Buried Treasure is a semi-regular feature that explores some hidden musical gems – the rare and forgotten B-sides, covers, hidden tracks, live versions and alternative takes that deserve some recognition.
Biffy Clyro – ’57’ Live at Wembley
Biffy Clyro are my favourite band. Most of my friends are probably sick of how much I rave about them.
If I had to pick my favourite release of theirs it would have to be the Revolutions // Live at Wembley CD/DVD set. They have a lot of strong albums to pick from, but Revolutions collects most of their best material, and some of the live versions are better than the studio versions. I’ve used that DVD to convert many of my mates into Biffy believers.
The limited edition tin box set that I own is excessive.

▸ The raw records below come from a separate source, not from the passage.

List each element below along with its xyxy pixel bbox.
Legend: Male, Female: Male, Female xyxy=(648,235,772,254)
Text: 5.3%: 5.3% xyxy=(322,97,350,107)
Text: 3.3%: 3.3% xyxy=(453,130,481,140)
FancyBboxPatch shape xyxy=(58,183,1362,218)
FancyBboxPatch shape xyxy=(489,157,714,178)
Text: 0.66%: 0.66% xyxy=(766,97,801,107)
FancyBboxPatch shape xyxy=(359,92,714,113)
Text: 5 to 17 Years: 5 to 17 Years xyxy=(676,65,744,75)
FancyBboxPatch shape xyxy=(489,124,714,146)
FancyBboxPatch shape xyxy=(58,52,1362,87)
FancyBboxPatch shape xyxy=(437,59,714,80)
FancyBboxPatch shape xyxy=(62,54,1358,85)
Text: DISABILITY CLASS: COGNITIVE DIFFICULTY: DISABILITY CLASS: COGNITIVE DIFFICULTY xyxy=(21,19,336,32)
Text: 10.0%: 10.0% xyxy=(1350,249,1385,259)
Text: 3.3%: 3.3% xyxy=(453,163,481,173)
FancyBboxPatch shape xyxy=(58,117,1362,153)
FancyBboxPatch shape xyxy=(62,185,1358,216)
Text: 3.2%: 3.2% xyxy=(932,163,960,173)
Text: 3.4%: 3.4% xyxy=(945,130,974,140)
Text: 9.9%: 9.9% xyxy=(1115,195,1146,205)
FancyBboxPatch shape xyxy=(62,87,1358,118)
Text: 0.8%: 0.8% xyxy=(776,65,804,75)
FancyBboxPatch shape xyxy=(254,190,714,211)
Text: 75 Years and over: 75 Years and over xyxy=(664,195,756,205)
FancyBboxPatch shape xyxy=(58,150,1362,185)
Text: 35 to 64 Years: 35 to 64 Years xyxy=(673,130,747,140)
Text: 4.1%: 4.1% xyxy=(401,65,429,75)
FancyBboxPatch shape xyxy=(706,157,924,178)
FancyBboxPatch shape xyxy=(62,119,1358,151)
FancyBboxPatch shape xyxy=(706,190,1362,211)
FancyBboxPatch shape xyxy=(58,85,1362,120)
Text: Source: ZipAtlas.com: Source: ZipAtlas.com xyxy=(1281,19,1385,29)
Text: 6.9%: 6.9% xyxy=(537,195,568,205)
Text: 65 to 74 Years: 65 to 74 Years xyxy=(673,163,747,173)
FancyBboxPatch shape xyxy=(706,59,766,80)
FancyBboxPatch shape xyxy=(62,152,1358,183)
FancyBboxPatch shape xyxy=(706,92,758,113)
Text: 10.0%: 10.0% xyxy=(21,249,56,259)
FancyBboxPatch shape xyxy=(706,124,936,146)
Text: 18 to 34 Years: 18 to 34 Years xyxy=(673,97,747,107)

It came half full with confetti from the concert, along with a piece of wood from a smashed guitar, stickers, a poster, a copy of a diary from the tour manager, and the all important CD/DVD. It cost me an arm and a leg – paying the currency conversion fees and international postage – but I don’t regret it in the slightest.
The DVD includes 25 of Biffy Clyro’s best songs that they’d released at that point. Hard hitting rock anthems, emotional acoustic songs, sing-along ballads, and weird indescribable early eclectic stuff. Material from their most recent studio album, Only Revolutions, hadn’t changed much while transitioning from studio to live setting, but it was clear that some songs from their early days had evolved over time.
The best of these was the ’57’, from Biffy Clyro’s début album Blackened Sky.
’57’ is a companion piece to ’27’, another single from the album. It’s written in a typically Biffy unusual style, showcasing their penchant for mathy riffs with odd time signatures. For a three-piece band to work well, every member needs to be pretty capable on their instruments. This more than applies to Biffy Clyro, whose three members are all phenomenally gifted. They even split vocal duties in this song. ’57’ features aggressive grungy loud/soft dynamics, such as the quiet “do, do ,do” prechorus that leads into the explosive chorus.
’57’ is a highlight of Blackened Sky, but the live version was so much more exciting and energetic, somehow rejuvenated. Maybe it’s because it was one of the first songs that the band recorded, giving them about 10 years to hone and improve it before they filmed it at Wembley. The infectious “HEY”s in the chorus work so much better with everyone in the crowd shouting it.
Needless to say, I was over the moon when they played it at their first ever New Zealand show. It was certainly a highlight from an already outstanding set.
Usually studio recordings are better quality than live versions, because songs can be edited and touched up during production. Revolutions is a rare exception to that rule, with ’57’ being the most standout example. You can find live versions of songs that Biffy have written since Revolutions on Opposites: Live at Glasgow, but sadly the audio quality for the latter isn’t nearly as good.